Escáneres portátiles

Los aparatos compactos podrían reducir el coste de las resonancias magnéticas.

Las máquinas de resonancia magnética son muy útiles para obtener imágenes del cerebro. [YUMIYUM/GETTY IMAGES]

Los escáneres de resonancia magnética son herramientas cruciales en la medicina moderna. Sin embargo, estos enormes instrumentos suelen costar entre 1 y 3 millones de dólares. Además, requieren salas especiales para contener los potentes campos magnéticos generados y bloquear las señales externas, así como complejos sistemas de refrigeración por helio líquido. Alrededor de dos tercios de la población mundial carecen de acceso a estos aparatos, el 90 por ciento de los cuales se encuentran en países de renta alta.

No obstante, las alternativas de bajo coste ya son casi una realidad. En un estudio publicado en Nature Communications, un grupo de la Universidad de Hong Kong dirigido por el ingeniero biomédico Ed Wu describe un aparato de resonancia magnética que es lo bastante compacto como para trasladarlo sobre ruedas, no necesita blindaje y se conecta a un enchufe normal. Este sistema de resonancia magnética «de campo ultrabajo» (ULF, por sus siglas en inglés) carece de la resolución que requieren algunos diagnósticos de precisión, pero sus costes de fabricación no superarían los 20.000 dólares. Además, el diseño y los algoritmos del aparato son de código abierto, lo que anima a los investigadores de todo el mundo a contribuir a su desarrollo.

La resonancia magnética aprovecha el hecho de que la mayor parte del cuerpo humano es agua. Los protones de los átomos de hidrógeno del agua tienen momentos magnéticos de espín, que pueden alinearse temporalmente debido al campo magnético de un escáner y ser examinados mediante pulsos de radiofrecuencia. Los diferentes tejidos poseen concentraciones de agua y propiedades magnéticas distintas, lo cual genera contrastes de claros y oscuros en las imágenes reconstruidas.

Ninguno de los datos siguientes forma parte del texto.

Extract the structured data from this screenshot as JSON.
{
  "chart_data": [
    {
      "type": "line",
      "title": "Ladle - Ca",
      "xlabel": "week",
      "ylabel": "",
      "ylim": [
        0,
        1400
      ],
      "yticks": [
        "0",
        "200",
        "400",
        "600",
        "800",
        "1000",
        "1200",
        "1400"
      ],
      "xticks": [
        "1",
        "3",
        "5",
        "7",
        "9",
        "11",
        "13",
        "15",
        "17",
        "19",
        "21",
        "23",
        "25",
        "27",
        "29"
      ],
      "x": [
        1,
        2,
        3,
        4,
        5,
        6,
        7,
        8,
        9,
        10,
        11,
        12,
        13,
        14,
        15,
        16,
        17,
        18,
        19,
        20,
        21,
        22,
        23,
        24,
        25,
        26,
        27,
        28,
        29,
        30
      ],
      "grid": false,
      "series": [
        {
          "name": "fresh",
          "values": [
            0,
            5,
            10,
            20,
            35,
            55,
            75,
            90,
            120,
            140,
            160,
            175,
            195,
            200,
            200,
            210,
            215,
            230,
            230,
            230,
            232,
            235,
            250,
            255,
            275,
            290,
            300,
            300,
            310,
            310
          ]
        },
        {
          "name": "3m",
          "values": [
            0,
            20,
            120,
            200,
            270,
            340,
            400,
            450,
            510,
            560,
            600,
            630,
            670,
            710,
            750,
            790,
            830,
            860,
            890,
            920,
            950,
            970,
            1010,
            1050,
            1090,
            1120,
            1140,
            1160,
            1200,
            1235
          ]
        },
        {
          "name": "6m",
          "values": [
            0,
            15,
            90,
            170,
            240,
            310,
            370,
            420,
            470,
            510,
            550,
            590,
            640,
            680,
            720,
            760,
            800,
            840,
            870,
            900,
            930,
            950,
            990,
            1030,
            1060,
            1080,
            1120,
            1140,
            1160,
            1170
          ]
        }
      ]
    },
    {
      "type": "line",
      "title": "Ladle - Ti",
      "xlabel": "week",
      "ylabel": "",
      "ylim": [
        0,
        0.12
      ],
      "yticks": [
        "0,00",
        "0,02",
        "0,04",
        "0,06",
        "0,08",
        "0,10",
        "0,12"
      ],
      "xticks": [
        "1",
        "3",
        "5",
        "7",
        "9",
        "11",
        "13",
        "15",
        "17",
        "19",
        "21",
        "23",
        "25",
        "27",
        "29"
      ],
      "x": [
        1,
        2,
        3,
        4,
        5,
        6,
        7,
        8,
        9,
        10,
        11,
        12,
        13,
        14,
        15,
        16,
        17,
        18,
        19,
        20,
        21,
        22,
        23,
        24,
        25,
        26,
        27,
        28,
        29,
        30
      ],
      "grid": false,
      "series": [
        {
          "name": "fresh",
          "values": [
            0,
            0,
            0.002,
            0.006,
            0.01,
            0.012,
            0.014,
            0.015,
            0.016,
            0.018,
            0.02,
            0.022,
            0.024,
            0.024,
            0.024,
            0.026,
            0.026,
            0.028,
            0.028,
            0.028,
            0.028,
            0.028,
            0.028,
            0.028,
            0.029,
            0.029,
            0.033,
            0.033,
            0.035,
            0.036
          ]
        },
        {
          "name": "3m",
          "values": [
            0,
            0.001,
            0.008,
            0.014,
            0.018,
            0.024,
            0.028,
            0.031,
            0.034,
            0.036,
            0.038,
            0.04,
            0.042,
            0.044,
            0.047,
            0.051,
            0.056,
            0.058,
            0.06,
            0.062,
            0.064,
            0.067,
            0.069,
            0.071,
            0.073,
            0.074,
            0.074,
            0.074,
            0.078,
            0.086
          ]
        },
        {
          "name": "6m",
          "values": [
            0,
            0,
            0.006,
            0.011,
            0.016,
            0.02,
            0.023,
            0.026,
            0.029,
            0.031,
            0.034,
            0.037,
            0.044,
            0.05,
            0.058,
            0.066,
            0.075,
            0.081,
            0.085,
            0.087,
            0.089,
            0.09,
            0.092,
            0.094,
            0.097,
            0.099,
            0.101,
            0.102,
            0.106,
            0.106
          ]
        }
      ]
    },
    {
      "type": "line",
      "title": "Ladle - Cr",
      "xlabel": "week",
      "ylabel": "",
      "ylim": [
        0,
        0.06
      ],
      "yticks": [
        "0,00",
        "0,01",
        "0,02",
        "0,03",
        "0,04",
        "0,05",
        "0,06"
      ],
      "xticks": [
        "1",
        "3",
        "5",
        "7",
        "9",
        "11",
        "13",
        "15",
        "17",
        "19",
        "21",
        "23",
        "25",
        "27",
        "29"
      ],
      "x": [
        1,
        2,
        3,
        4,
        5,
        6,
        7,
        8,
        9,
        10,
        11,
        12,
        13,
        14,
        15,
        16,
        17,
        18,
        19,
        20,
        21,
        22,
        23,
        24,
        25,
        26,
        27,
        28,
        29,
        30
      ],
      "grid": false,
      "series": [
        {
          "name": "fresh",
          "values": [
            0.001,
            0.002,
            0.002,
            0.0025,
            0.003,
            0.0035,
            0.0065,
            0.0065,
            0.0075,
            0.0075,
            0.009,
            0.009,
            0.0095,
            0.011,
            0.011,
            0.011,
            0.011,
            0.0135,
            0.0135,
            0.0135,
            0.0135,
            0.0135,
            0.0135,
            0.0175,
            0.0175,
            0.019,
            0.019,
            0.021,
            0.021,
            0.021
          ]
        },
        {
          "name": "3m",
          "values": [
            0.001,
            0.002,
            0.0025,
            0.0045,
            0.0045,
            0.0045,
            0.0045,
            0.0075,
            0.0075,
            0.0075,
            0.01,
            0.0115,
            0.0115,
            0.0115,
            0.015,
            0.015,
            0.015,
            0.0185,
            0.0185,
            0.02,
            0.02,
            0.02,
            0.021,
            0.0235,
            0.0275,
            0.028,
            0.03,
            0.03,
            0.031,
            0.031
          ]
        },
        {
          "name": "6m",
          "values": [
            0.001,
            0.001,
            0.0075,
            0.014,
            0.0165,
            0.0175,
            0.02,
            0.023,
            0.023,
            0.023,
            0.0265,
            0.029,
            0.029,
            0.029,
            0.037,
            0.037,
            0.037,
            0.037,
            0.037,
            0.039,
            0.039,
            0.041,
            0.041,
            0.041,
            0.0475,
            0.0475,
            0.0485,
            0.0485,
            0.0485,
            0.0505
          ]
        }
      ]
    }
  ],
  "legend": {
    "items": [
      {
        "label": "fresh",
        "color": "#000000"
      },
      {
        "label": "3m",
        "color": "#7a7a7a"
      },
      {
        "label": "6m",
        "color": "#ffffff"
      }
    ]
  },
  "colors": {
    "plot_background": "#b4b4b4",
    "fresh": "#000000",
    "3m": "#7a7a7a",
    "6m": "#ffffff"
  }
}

El diseño de ULF emplea imanes permanentes que no precisan refrigeración, en vez de los electroimanes superconductores habituales. Asimismo, genera campos magnéticos menos intensos que los de un aparato estándar de resonancia magnética, por lo que no requiere sistemas de protección. Su principal desventaja radica en que las señales son más débiles, y eso reduce la resolución de las imágenes.

Para facilitar la portabilidad, el nuevo diseño prescinde del blindaje contra el ruido externo de radiofrecuencia. A cambio, un algoritmo de aprendizaje profundo reconoce y predice las interferencias y luego las elimina de las señales medidas. «Es una innovación muy útil», valora Sairam Geethanath, ingeniero biomédico de la Universidad de Columbia ajeno al estudio. «Es similar a los auriculares con cancelación de ruido, que intentan descubrir el patrón del ruido en tiempo real para suprimirlo.»

Los investigadores probaron el dispositivo con 25 pacientes y compararon las imágenes obtenidas con las de un aparato estándar de resonancia magnética. Y, en general, lograron identificar las mismas patologías, que incluían tumores y derrames cerebrales. «Las imágenes parecen tener la calidad suficiente para ser de utilidad clínica en diversas situaciones», afirma Tom Johnstone, neurocientífico de la Universidad de Tecnología Swinburne de Melbourne que tampoco participó en el estudio. «Si la resonancia magnética de ULF estuviera disponible en más ciudades o incluso en las unidades móviles, eso facilitaría la evaluación rápida de los accidentes cerebrovasculares, que tiene un gran impacto en el éxito de las intervenciones.»

El nuevo diseño se suma a la creciente lista de escáneres de resonancia magnética de ULF en desarrollo. El año pasado, la compañía estadounidense Hyperfine obtuvo la autorización de la Administración de Alimentos y Medicamentos de ese país para construir un escáner portátil, si bien los detalles del diseño son confidenciales. Por contra, los datos, diseños y algoritmos de Wu y sus colaboradores están disponibles en línea, lo que podría acelerar las mejoras en la técnica de ULF.

El objetivo último no es que los aparatos de ULF sustituyan completamente a los escáneres de campos altos, pero resultan prometedores en contextos de triaje, donde los pacientes no pueden trasladarse o el tiempo es crucial, explica Geethanath.

Wu cree que el abanico de aplicaciones se ampliará conforme vayan mejorando las prestaciones. «Ahora mismo, los sistemas de resonancia magnética se construyen como si no supiéramos nada sobre lo que escaneamos», indica. «Pero a menudo la información que necesitamos es muy sutil» y conlleva identificar diferencias entre lo observado y lo esperado. «Esto supondrá una gran revolución, impulsada por métodos informáticos de bajo coste.»

Esta es una versión editada del artículo publicado el 21 de diciembre de 2021 en la sección de Actualidad Científica.